Posted Dec. 30, 2007:
Academic disengagement is likely to exacerbate a second aspect of this crisis – underemployment. Some underemployment is structural in the sense that there are simply not enough jobs for our university graduates. In the 1990s, according to Statistics Canada, our universities produced some 1.2 million grads, but only about 600,000 jobs were created during that decade that required that level of credential. Currently, we have about one million students in the system. If the job creation pace of the 1990s remains the same, we will have several hundred thousand grads each year pursuing fewer than 100,000 job openings. This could increase the structural underemployment rate from the 50% level found in the 1980s and 1900s to about 75%.
While these university graduates are less likely to be unemployed, it is because they take jobs requiring lower levels of education, leaving the hapless high school and community college graduate in an even worse predicament than was the case before so many began taking the university route to compete for entry-level positions. This predicament is referred to as the “downward cascading effect” of credential over-production.
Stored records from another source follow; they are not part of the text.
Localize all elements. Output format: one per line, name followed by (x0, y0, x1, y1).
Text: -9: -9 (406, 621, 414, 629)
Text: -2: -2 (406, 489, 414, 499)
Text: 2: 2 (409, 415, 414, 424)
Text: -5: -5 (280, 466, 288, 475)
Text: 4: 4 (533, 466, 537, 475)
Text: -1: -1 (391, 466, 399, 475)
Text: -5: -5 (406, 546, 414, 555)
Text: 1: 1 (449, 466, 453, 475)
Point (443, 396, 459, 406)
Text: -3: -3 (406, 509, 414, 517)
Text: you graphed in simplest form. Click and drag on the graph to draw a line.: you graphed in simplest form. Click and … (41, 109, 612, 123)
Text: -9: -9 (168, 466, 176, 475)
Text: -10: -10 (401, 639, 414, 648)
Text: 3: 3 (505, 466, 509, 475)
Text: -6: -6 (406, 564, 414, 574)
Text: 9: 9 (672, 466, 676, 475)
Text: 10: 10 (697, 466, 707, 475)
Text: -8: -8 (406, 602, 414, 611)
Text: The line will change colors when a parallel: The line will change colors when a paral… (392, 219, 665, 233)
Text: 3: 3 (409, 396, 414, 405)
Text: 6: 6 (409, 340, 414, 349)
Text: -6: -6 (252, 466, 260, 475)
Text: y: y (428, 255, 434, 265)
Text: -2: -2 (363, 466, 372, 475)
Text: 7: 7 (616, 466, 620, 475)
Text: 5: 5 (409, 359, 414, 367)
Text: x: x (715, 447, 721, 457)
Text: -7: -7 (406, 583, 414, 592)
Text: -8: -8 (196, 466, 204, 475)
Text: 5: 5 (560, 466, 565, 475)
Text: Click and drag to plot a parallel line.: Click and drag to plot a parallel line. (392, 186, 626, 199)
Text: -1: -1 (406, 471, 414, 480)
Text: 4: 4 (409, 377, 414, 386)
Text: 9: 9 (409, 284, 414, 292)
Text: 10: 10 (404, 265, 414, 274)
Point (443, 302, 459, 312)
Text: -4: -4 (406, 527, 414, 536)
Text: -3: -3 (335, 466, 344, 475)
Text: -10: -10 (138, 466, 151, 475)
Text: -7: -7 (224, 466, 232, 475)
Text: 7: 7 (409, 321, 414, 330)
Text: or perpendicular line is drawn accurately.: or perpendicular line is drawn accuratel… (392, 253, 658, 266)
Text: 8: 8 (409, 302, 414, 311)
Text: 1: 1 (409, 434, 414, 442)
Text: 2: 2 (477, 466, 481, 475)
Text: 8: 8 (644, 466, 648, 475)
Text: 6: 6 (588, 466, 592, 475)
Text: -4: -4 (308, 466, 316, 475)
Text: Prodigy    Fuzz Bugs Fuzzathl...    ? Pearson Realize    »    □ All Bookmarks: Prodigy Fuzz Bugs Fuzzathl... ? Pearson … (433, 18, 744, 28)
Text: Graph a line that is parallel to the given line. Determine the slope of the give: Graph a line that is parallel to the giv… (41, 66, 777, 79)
At the same time, some underemployment is personal, rather than structural, created by students who drift through secondary and universities with little required of them, and who therefore have learned little that would qualify them as “highly skilled” in the job market. These graduates have not acquired the type of human capital skills that are believed to stimulate economic productivity and growth. In fact, according to a report published by Human Resources and Skills Development Canada almost one in five university graduates now works in a low-skilled job. The presence of, and tolerance by universities for, disengaged students helps explain the low level of function literacy of many university graduates, along with the fact that some university graduates take jobs alongside high school graduates. In their book Who’s Not Working and Why Fredric Pryor and David Schaffer provide extensive statistical evidence that American university graduates in jobs requiring high school credentials have lower levels of functional literacy.
In the end, the more graduates we produce with a history of academic disengagement, the less they will benefit personally and financially, and the less likely they will contribute to the national economy beyond what a high-school graduate would add. Meanwhile, the liberal arts programmes that are increasingly bloated by academically disengaged students will continue to decline in quality, and their promise of expanding bright minds will continue to fade. If Canada is to stand by its claim of being a world leader in higher education, and if it hopes to maintain its global competitiveness, reforms are needed in both our secondary schools and universities.